Five Shocking Facts about Arc Flash You Need To Know
When arc flash occurs, it’s always a scary experience. On-site safety is all about minimising risk and identifying hazards, but arc flash can occur at the most unexpected times, making it hard to legislate for the associated injuries and hazards.
And there’s a lot many people don’t know about the real outcrops and impact of arc flash, from the heat produced to the extreme sounds levels produced during an arc flash incident.
Arc Flash Temperatures are Hotter than the Sun
Anyone who has experienced an arc flash first-hand knows that extreme temperatures are a big part of the risk during an incident, but not many people know just how hot an arc flash can get.
Some arc flash incidents can cause associated temperatures over 19,000ºC and, for some reference, this is about four times the surface temperature of the sun. This is why quality arc flash PPE must meet robust safety and regulatory standards because the temperatures present during arc flash exceed the heat levels found in almost all other on-site work.
The Sound of an Arc Flash Can Damage Hearing
When arc flash happens, the uncontrolled release of electricity can produce sounds levels that can severely damage the hearing, so it’s important to consider this risk factor for workers undertaking electrical work.
The sound from an arc flash can reach 140db, which is more than loud enough to cause permanent hearing loss. For example, a thunderclap produces 130db, and 140db is about the level of a jet engine during take-off, which shows just how violent and disorienting an arc flash incident can be for a worker.
Arc Flash Produces Molten Metal
Whenever you have incredibly high voltages and metal in the same place, it’s safe to assume some molten metal. However, what makes arc flash even more dangerous than the above factors is the fact that an incident can result in molten metal being propelled up to ten feet from the source of the arc flash.
And this means added risk of burn injuries and damage to other, nearby systems if they’re present.

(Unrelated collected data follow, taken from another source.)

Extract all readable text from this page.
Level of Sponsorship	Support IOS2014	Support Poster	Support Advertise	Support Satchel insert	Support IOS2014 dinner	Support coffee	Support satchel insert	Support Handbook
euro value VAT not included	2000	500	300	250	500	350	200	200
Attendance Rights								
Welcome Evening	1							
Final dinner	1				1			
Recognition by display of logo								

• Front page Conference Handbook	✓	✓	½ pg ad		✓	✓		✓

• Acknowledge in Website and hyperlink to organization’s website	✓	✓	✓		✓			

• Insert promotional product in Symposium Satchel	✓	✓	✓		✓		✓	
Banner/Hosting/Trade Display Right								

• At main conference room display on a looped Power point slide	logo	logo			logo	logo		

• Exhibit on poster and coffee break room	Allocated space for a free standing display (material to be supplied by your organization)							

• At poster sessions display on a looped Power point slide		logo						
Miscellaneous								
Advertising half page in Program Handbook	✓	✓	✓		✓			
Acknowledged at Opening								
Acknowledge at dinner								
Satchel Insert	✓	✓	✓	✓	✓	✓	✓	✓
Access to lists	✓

Blast Pressure is Also a Risk
When an arc flash occurs, and the higher range temperatures we mentioned above are present, this can often result in the vaporisation of materials present at the release of electrical energy.
The outcome is waves of blast pressure that carry enough force to throw workers from their feet.
Arc Flash has Different Causes
There’s no one reason that arc flash occurs and, as such, there’s no way ever fully to mitigate against it happening.
Arc flash can happen because of faulty equipment, a loss of concentration or even something as simple as a rat or mouse that causes energised components to come into contact. The best approach to arc flash safety is to have the right safety practices and the right arc flash-specific PPE in place to offset the potentially disastrous consequences.